5 yıl önce kadın rektör sayısı 6'ydı, yarıya düştü.
Bazı üniversitelerin kadrosunda kadın profesör, kadın doçent yok.'
'Rektör yardımcılıklarına internet sitelerinde yer veren 104 üniversitede 288 rektör yardımcısında yalnızca 29'u kadın.'
YÖK Başkanı Prof. Dr. Yekta Saraç'ın 'En az bir rektör yardımcısı kadın olsun' sözlerine rağmen bu şekilde.

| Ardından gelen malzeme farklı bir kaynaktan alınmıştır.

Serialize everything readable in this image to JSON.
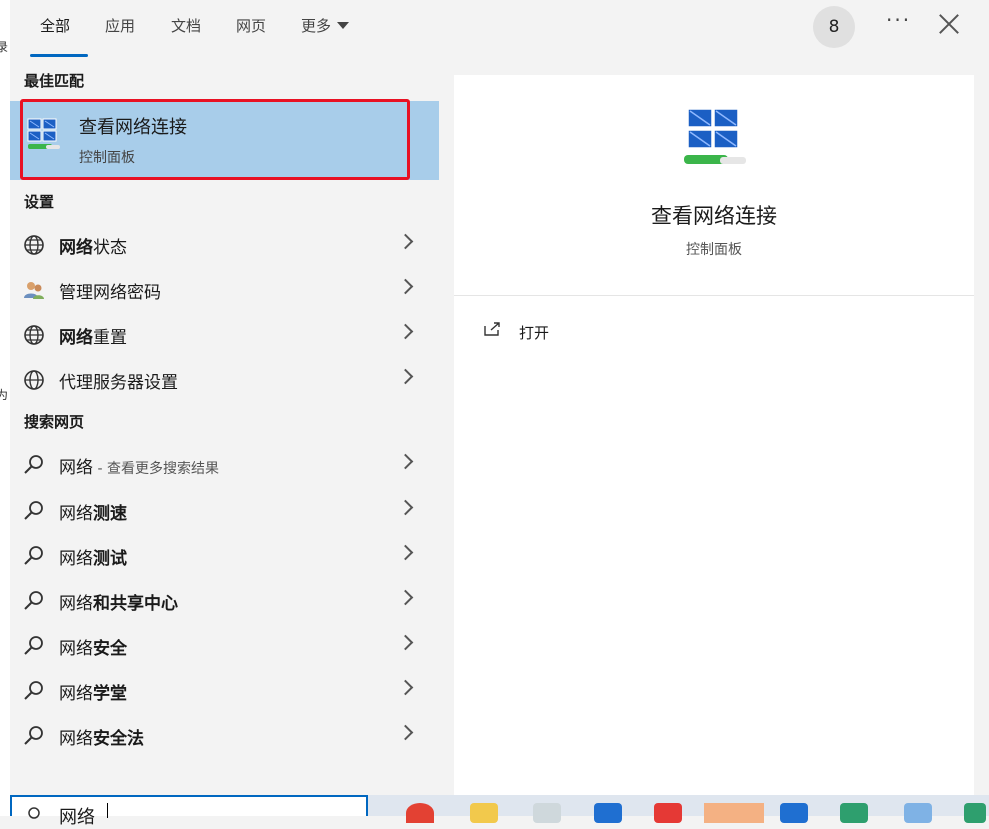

'Üniversitelerde akademisyen kökenli 4 genel sekreterin ise 2'si kadın. Genel sekreterlik görevini idari personel olarak yürüten 60 personelin sadece 5'i kadın.'

***

Her yerde olduğu gibi kadınlar üniversitelerde de cam tavan sendromu yaşıyor.

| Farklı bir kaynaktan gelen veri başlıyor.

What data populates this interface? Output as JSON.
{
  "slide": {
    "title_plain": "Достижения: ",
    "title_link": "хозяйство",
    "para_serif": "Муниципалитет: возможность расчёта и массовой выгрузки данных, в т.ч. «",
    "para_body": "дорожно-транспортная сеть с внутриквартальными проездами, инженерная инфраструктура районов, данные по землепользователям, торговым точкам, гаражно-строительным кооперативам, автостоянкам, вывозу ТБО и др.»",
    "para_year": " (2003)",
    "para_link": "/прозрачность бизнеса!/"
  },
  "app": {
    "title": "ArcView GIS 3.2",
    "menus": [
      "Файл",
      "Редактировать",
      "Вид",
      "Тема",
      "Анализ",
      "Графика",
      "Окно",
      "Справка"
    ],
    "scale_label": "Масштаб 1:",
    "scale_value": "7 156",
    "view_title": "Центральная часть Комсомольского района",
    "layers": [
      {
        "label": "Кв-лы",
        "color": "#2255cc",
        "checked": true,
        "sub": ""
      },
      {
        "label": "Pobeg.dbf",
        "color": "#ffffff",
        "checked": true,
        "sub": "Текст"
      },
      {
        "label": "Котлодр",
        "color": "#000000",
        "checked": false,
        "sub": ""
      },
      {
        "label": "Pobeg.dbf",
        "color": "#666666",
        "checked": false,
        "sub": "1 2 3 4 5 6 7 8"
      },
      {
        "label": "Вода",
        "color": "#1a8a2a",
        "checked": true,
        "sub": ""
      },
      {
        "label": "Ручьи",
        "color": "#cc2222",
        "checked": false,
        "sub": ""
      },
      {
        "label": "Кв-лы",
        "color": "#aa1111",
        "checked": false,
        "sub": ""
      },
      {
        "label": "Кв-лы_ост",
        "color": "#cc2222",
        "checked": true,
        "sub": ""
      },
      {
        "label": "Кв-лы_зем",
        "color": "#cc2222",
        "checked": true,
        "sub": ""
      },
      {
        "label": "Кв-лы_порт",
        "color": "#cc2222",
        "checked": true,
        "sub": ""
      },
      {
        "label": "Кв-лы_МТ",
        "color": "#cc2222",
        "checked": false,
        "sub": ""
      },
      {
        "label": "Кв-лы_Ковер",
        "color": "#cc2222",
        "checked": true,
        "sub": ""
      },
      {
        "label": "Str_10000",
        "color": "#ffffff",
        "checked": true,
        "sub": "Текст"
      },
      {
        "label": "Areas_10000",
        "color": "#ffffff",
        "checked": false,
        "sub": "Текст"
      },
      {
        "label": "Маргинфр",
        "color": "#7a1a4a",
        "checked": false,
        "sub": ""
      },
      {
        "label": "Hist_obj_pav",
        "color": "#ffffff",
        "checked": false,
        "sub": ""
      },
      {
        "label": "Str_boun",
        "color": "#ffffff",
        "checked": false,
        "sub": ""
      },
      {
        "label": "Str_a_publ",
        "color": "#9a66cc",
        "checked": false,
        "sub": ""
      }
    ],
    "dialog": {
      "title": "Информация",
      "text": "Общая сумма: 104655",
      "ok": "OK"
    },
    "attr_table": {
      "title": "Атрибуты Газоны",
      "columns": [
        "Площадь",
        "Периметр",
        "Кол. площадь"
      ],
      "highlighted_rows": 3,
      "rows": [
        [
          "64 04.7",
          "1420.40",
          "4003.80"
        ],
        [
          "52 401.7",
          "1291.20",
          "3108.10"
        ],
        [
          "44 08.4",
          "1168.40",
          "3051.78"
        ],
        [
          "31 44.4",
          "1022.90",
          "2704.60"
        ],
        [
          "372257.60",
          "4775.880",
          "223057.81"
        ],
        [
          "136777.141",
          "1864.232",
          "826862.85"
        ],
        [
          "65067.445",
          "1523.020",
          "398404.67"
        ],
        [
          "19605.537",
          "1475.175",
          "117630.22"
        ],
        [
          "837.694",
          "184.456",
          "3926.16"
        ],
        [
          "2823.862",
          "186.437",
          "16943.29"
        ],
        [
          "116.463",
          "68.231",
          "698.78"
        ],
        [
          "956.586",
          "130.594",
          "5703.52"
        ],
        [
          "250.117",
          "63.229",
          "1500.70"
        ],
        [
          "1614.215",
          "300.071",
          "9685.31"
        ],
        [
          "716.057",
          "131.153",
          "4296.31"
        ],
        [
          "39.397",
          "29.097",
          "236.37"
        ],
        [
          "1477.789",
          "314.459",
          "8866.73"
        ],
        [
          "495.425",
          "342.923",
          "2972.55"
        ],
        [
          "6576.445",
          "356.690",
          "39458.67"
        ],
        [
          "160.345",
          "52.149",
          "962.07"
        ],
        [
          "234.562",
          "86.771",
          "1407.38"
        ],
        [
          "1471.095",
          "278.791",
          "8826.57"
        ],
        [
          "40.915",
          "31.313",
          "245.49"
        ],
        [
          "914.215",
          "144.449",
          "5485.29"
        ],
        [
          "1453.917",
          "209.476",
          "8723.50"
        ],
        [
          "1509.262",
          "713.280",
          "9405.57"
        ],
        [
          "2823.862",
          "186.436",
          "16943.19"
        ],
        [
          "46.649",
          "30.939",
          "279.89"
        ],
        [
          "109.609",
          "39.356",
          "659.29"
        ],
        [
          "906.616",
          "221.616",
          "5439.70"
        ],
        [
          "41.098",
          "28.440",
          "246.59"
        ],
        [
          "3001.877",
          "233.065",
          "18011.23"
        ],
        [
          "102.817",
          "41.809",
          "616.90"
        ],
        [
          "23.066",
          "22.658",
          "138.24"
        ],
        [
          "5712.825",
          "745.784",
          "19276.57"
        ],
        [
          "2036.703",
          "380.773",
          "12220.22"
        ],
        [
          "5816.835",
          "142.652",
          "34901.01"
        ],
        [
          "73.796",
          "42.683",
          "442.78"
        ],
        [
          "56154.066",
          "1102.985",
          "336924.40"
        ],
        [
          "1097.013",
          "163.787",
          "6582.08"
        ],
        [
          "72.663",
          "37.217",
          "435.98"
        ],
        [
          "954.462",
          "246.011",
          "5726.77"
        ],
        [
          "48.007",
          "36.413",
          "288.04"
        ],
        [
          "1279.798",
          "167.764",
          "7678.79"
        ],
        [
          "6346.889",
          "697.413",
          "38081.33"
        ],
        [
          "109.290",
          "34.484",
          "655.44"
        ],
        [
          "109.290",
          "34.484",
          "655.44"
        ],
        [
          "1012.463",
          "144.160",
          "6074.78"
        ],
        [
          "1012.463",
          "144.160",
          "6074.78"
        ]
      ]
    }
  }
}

Yani kadınların psikolojik engellerle, idari pozisyonlara gelmeleri engelleniyor.
Üniversiteler eşitliğin, adaletin olması beklendiği kurumlardır.
Büyük Önderimizin yıllar öncesinden kadına verdiği değeri yazmadan geçemeyeceğim.
'Bir topluluk, bir ulus, erkek ve kadın olmak üzere iki ayrı cins insandan oluşur. Bir ulusun bir bölümünü geliştirip diğer bölümünü geliştirmeden toplumun tümünün gelişmesi olanaksızdır.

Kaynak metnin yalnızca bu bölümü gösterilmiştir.